Se puso triste. Allí estaba ella, en un viejo sótano con un chaval con disminución psíquica. Se percató de que no se sentía tan cerca de una persona desde hacía una eternidad.

«¿Por qué no puedo? -se preguntó-. Que me guste la gente. Confiar en las personas. Pero en Nalle se puede confiar. Él mismo no se lo puede ni imaginar.»

– Adiós, Nalle -se despidió.

– Adiós -respondió él sin el menor rastro de tristeza en la voz.

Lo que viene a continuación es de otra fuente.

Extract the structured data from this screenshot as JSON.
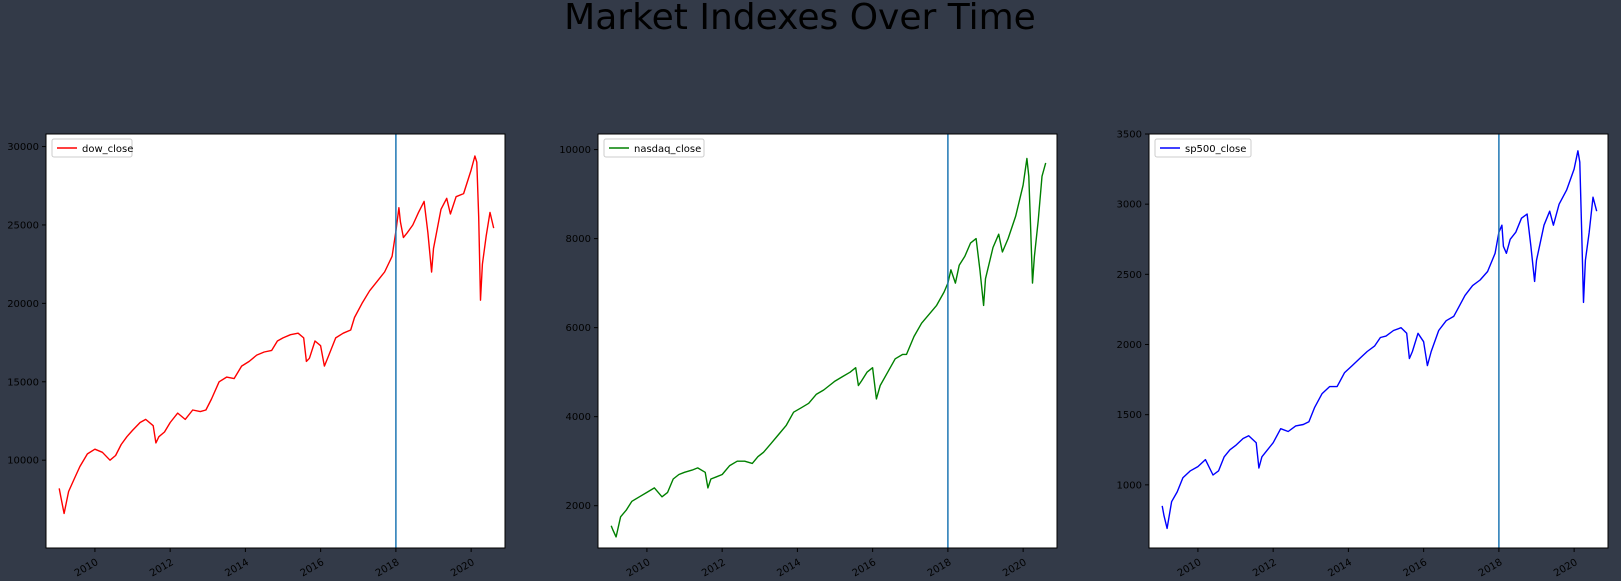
{
  "figure": {
    "title": "Market Indexes Over Time",
    "background": "#333a48",
    "vline_color": "#1f77b4",
    "vline_x": 2018.0
  },
  "chart_data": [
    {
      "type": "line",
      "legend": "dow_close",
      "legend_placement": "top-left",
      "color": "#ff0000",
      "xlim": [
        2008.7,
        2020.9
      ],
      "ylim": [
        4400,
        30800
      ],
      "xticks": [
        2010,
        2012,
        2014,
        2016,
        2018,
        2020
      ],
      "yticks": [
        10000,
        15000,
        20000,
        25000,
        30000
      ],
      "x": [
        2009.05,
        2009.1,
        2009.18,
        2009.3,
        2009.45,
        2009.6,
        2009.8,
        2010.0,
        2010.2,
        2010.4,
        2010.55,
        2010.7,
        2010.85,
        2011.0,
        2011.2,
        2011.35,
        2011.55,
        2011.62,
        2011.7,
        2011.85,
        2012.0,
        2012.2,
        2012.4,
        2012.6,
        2012.8,
        2012.95,
        2013.1,
        2013.3,
        2013.5,
        2013.7,
        2013.9,
        2014.1,
        2014.3,
        2014.5,
        2014.7,
        2014.85,
        2015.0,
        2015.2,
        2015.4,
        2015.55,
        2015.62,
        2015.7,
        2015.85,
        2016.0,
        2016.1,
        2016.2,
        2016.4,
        2016.6,
        2016.8,
        2016.9,
        2017.1,
        2017.3,
        2017.5,
        2017.7,
        2017.9,
        2018.0,
        2018.08,
        2018.12,
        2018.2,
        2018.3,
        2018.45,
        2018.6,
        2018.75,
        2018.85,
        2018.95,
        2019.0,
        2019.2,
        2019.35,
        2019.45,
        2019.6,
        2019.8,
        2020.0,
        2020.1,
        2020.15,
        2020.2,
        2020.25,
        2020.3,
        2020.4,
        2020.5,
        2020.6
      ],
      "y": [
        8200,
        7600,
        6600,
        8000,
        8800,
        9600,
        10400,
        10700,
        10500,
        10000,
        10300,
        11000,
        11500,
        11900,
        12400,
        12600,
        12200,
        11100,
        11500,
        11800,
        12400,
        13000,
        12600,
        13200,
        13100,
        13200,
        13900,
        15000,
        15300,
        15200,
        16000,
        16300,
        16700,
        16900,
        17000,
        17600,
        17800,
        18000,
        18100,
        17800,
        16300,
        16500,
        17600,
        17300,
        16000,
        16600,
        17800,
        18100,
        18300,
        19100,
        20000,
        20800,
        21400,
        22000,
        23000,
        24600,
        26100,
        25200,
        24200,
        24500,
        25000,
        25800,
        26500,
        24500,
        22000,
        23500,
        26000,
        26700,
        25700,
        26800,
        27000,
        28500,
        29400,
        29000,
        25500,
        20200,
        22500,
        24300,
        25800,
        24800
      ]
    },
    {
      "type": "line",
      "legend": "nasdaq_close",
      "legend_placement": "top-left",
      "color": "#008000",
      "xlim": [
        2008.7,
        2020.9
      ],
      "ylim": [
        1050,
        10350
      ],
      "xticks": [
        2010,
        2012,
        2014,
        2016,
        2018,
        2020
      ],
      "yticks": [
        2000,
        4000,
        6000,
        8000,
        10000
      ],
      "x": [
        2009.05,
        2009.1,
        2009.18,
        2009.3,
        2009.45,
        2009.6,
        2009.8,
        2010.0,
        2010.2,
        2010.4,
        2010.55,
        2010.7,
        2010.85,
        2011.0,
        2011.2,
        2011.35,
        2011.55,
        2011.62,
        2011.7,
        2011.85,
        2012.0,
        2012.2,
        2012.4,
        2012.6,
        2012.8,
        2012.95,
        2013.1,
        2013.3,
        2013.5,
        2013.7,
        2013.9,
        2014.1,
        2014.3,
        2014.5,
        2014.7,
        2014.85,
        2015.0,
        2015.2,
        2015.4,
        2015.55,
        2015.62,
        2015.7,
        2015.85,
        2016.0,
        2016.1,
        2016.2,
        2016.4,
        2016.6,
        2016.8,
        2016.9,
        2017.1,
        2017.3,
        2017.5,
        2017.7,
        2017.9,
        2018.0,
        2018.08,
        2018.12,
        2018.2,
        2018.3,
        2018.45,
        2018.6,
        2018.75,
        2018.85,
        2018.95,
        2019.0,
        2019.2,
        2019.35,
        2019.45,
        2019.6,
        2019.8,
        2020.0,
        2020.1,
        2020.15,
        2020.2,
        2020.25,
        2020.3,
        2020.4,
        2020.5,
        2020.6
      ],
      "y": [
        1550,
        1450,
        1300,
        1750,
        1900,
        2100,
        2200,
        2300,
        2400,
        2200,
        2300,
        2600,
        2700,
        2750,
        2800,
        2850,
        2750,
        2400,
        2600,
        2650,
        2700,
        2900,
        3000,
        3000,
        2950,
        3100,
        3200,
        3400,
        3600,
        3800,
        4100,
        4200,
        4300,
        4500,
        4600,
        4700,
        4800,
        4900,
        5000,
        5100,
        4700,
        4800,
        5000,
        5100,
        4400,
        4700,
        5000,
        5300,
        5400,
        5400,
        5800,
        6100,
        6300,
        6500,
        6800,
        7000,
        7300,
        7200,
        7000,
        7400,
        7600,
        7900,
        8000,
        7300,
        6500,
        7100,
        7800,
        8100,
        7700,
        8000,
        8500,
        9200,
        9800,
        9400,
        8200,
        7000,
        7600,
        8400,
        9400,
        9700
      ]
    },
    {
      "type": "line",
      "legend": "sp500_close",
      "legend_placement": "top-left",
      "color": "#0000ff",
      "xlim": [
        2008.7,
        2020.9
      ],
      "ylim": [
        550,
        3500
      ],
      "xticks": [
        2010,
        2012,
        2014,
        2016,
        2018,
        2020
      ],
      "yticks": [
        1000,
        1500,
        2000,
        2500,
        3000,
        3500
      ],
      "x": [
        2009.05,
        2009.1,
        2009.18,
        2009.3,
        2009.45,
        2009.6,
        2009.8,
        2010.0,
        2010.2,
        2010.4,
        2010.55,
        2010.7,
        2010.85,
        2011.0,
        2011.2,
        2011.35,
        2011.55,
        2011.62,
        2011.7,
        2011.85,
        2012.0,
        2012.2,
        2012.4,
        2012.6,
        2012.8,
        2012.95,
        2013.1,
        2013.3,
        2013.5,
        2013.7,
        2013.9,
        2014.1,
        2014.3,
        2014.5,
        2014.7,
        2014.85,
        2015.0,
        2015.2,
        2015.4,
        2015.55,
        2015.62,
        2015.7,
        2015.85,
        2016.0,
        2016.1,
        2016.2,
        2016.4,
        2016.6,
        2016.8,
        2016.9,
        2017.1,
        2017.3,
        2017.5,
        2017.7,
        2017.9,
        2018.0,
        2018.08,
        2018.12,
        2018.2,
        2018.3,
        2018.45,
        2018.6,
        2018.75,
        2018.85,
        2018.95,
        2019.0,
        2019.2,
        2019.35,
        2019.45,
        2019.6,
        2019.8,
        2020.0,
        2020.1,
        2020.15,
        2020.2,
        2020.25,
        2020.3,
        2020.4,
        2020.5,
        2020.6
      ],
      "y": [
        850,
        780,
        690,
        880,
        950,
        1050,
        1100,
        1130,
        1180,
        1070,
        1100,
        1200,
        1250,
        1280,
        1330,
        1350,
        1300,
        1120,
        1200,
        1250,
        1300,
        1400,
        1380,
        1420,
        1430,
        1450,
        1550,
        1650,
        1700,
        1700,
        1800,
        1850,
        1900,
        1950,
        1990,
        2050,
        2060,
        2100,
        2120,
        2080,
        1900,
        1950,
        2080,
        2020,
        1850,
        1950,
        2100,
        2170,
        2200,
        2250,
        2350,
        2420,
        2460,
        2520,
        2650,
        2800,
        2850,
        2700,
        2650,
        2750,
        2800,
        2900,
        2930,
        2700,
        2450,
        2600,
        2850,
        2950,
        2850,
        3000,
        3100,
        3250,
        3380,
        3300,
        2800,
        2300,
        2600,
        2800,
        3050,
        2950
      ]
    }
  ]
}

Se levantó y subió la escalera de piedra de color verde. No oyó el coche que se paraba fuera. No oyó los pasos en el porche. En el mismo momento en que ella abría la puerta al recibidor, se abrió la de la calle. La enorme figura de Lars-Gunnar llenaba el hueco de la puerta impidiéndole el paso como una montaña. Ella lo miró directamente a los ojos y él le respondió a la mirada.

– ¡Qué cojones…! -dijo simplemente.

Los investigadores del lugar del crimen encontraron una bala de fusil a las nueve y media de la mañana. La desenterraron del suelo junto a la costa. Calibre 30-06.

A las diez y cuarto la policía había contrastado el registro de armas con el registro de automóviles. Todas las personas que eran propietarias de un vehículo privado de diesel y disponían de un arma de fuego.

Anna-Maria Mella estaba inclinada hacia atrás en su sillón de trabajo. Realmente era una cosa superlujosa. El respaldo se podía echar para atrás de tal manera que casi se quedaba tumbado como una cama. Como un sillón de dentista pero sin dentista.